Expulsion de Xenia Fedorova : de plus en plus de questions

Expulsion Xenia Fedorova questions
 

L’annonce de l’expulsion de l’influenceuse russe Xenia Fedorova, qui, quoiqu’annoncée à son de trompe, n’est toujours pas effective, pose plusieurs questions. Premièrement, quelle est l’autorité d’un Etat qui expulse sans expulser (on connaît cela aussi par les OQTF) ? Quelles sont les pressions qui s’exercent sur lui, nationales ou étrangères ? Une question qui ne se pose pas, c’est la fonction de l’influenceuse, elle est la Pravda traduite en Français et elle relayait les opinions du Kremlin. On peut comprendre qu’un gouvernement qui s’est mis en situation de quasi-belligérance avec la Russie souhaite l’expulsion de la dame. Mais si d’une part on dresse la liste des coopérations non rompues avec la Russie et considère de l’autre la non-exécution de l’expulsion, on peut se demander quels sont les rapports réels entre Paris et Moscou.
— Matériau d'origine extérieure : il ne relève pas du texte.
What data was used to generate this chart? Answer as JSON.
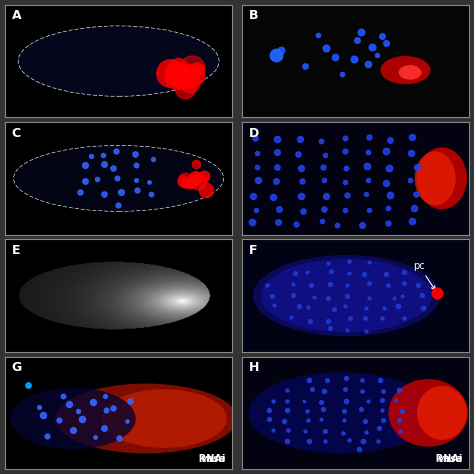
{
  "panels": [
    "A",
    "B",
    "C",
    "D",
    "E",
    "F",
    "G",
    "H"
  ],
  "grid": [
    4,
    2
  ],
  "bg_color": "#000000",
  "border_color": "#888888",
  "label_color": "#ffffff",
  "label_fontsize": 10,
  "label_bold": true,
  "figsize": [
    4.74,
    4.74
  ],
  "dpi": 100,
  "vasa_rnai_panels": [
    "G",
    "H"
  ],
  "vasa_italic": true,
  "pc_label_panel": "F"
}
On doit se demander aussi, naturellement, quel cas le gouvernement Lecornu fait de la liberté d’expression, mais, si l’on se rappelle toutes les décisions visant à la brider, notamment sur les réseaux sociaux, on se demande pourquoi Bruxelles ne sanctionne pas Emmanuel Macron comme elle sanctionnait naguère la dérive autoritaire de Viktor Orban. Enfin, last but not least, tout en reconnaissant à Vincent Bolloré des qualités, et notamment la volonté de recentrer un peu les grands médias, on doit s’étonner qu’il ait engagé une chroniqueuse comme Xénia Federova et la défende becs et ongles. Mais, là, une hypothèse se présente, peu originale, hélas : il est fréquent que les groupes, les mouvements, ou les médias dits « alternatifs », ou dissidents, ou différents, ou « d’extrême droite », se laissent infiltrer par des individus qui ont un côté « différent » et qui sont en fait des représentants, qui de la police, qui du Kremlin, qui de la Franc-Maçonnerie.